In recent years, leadership has shifted from a “command-and-control” approach to an engagement approach.
The idea that a leader’s job is to bark orders at people and let them do the work is outdated and would have most direct reports heading for the door. However, hands-off, "groupthink"-oriented "laissez-faire leadership,” which offers little-to-no direction or communication from the leader is equally unproductive.
The idea of engagement has gained recent popularity as a means to lead a team effectively. Engaging leaders reach out to their direct reports in an attempt to understand their perspectives and working conditions. In addition, engaging leaders help their direct reports find meaning in their work and listen carefully to their aspirations, needs, and concerns. Listening is clearly a key skill for an engaging leader. Some define engagement as the right people doing the right things at the right time and enjoying the challenge of it.

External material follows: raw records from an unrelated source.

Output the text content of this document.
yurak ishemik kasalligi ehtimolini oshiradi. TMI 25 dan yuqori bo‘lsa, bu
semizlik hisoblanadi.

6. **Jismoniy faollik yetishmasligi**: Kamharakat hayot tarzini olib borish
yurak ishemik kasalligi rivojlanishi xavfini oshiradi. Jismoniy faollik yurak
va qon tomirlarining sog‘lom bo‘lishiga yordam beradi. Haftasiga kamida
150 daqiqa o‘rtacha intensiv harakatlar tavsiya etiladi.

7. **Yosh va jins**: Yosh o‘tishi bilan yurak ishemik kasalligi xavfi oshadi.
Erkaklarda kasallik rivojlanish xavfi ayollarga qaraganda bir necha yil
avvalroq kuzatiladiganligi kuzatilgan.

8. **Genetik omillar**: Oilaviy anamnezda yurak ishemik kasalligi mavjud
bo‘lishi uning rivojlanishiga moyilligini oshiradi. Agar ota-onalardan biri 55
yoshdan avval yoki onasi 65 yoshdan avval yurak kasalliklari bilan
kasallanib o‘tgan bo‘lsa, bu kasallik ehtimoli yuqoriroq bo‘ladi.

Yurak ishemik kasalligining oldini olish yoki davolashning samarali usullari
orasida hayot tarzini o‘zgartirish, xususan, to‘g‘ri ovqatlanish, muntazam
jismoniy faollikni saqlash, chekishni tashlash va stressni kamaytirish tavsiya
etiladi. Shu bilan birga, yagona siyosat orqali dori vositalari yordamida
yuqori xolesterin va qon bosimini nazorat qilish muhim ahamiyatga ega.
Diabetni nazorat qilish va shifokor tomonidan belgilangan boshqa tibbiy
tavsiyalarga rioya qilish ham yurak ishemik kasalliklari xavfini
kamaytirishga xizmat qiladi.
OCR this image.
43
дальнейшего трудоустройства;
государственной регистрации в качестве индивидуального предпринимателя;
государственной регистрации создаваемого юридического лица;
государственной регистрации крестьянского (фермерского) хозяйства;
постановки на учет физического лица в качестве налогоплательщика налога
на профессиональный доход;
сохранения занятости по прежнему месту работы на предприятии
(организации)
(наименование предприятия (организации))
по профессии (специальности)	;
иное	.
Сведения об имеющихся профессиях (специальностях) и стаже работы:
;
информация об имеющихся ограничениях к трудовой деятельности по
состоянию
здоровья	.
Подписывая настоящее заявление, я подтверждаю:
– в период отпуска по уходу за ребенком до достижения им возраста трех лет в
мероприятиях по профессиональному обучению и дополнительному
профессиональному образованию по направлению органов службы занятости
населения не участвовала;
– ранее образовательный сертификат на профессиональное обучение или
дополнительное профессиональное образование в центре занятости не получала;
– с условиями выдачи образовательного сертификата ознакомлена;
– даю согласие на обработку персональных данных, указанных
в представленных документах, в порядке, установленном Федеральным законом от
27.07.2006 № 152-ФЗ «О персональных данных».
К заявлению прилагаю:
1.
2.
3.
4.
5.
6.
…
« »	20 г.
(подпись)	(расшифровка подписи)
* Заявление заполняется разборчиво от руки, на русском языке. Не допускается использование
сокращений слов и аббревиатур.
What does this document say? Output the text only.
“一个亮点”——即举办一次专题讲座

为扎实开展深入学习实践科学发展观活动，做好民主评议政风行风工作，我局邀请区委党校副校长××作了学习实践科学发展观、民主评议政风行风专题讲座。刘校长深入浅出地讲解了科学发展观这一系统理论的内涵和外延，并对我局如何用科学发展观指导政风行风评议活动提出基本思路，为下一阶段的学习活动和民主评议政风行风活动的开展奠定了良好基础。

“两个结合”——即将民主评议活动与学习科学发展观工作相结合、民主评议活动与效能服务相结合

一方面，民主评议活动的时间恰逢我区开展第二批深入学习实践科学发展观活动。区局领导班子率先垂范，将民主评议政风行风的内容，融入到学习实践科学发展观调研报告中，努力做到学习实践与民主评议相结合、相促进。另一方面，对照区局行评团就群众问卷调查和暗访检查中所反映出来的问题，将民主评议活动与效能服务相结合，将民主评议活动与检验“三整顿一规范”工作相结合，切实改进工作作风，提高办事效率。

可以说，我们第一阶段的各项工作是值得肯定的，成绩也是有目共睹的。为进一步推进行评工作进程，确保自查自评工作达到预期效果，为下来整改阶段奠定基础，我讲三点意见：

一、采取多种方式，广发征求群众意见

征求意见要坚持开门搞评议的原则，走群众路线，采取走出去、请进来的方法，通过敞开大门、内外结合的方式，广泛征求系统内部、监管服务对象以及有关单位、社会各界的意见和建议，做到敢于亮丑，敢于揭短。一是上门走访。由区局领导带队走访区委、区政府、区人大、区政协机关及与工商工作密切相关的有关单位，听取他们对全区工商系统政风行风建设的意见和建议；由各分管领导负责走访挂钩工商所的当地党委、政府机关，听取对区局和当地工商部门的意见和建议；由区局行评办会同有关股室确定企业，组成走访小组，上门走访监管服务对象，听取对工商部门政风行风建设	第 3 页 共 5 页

We might describe engaging leaders as "stewards" of their people. Stewardship describes the responsible oversight and protection of something worth caring for and preserving. Steward leaders view their people as precious entities that they need to nurture, challenge, and develop to their full potential. To this end, steward leaders create an engaging, positive, results-oriented environment where they challenge their direct reports to achieve their potential through effective communication, ongoing development, and genuine concern for their success. Steward leaders focus on driving results through engagement and mutual accountability.
One clear sign of steward leaders: people genuinely enjoy working for them — because they know the leader cares about them, helps them overcome obstacles, and focuses on achieving results.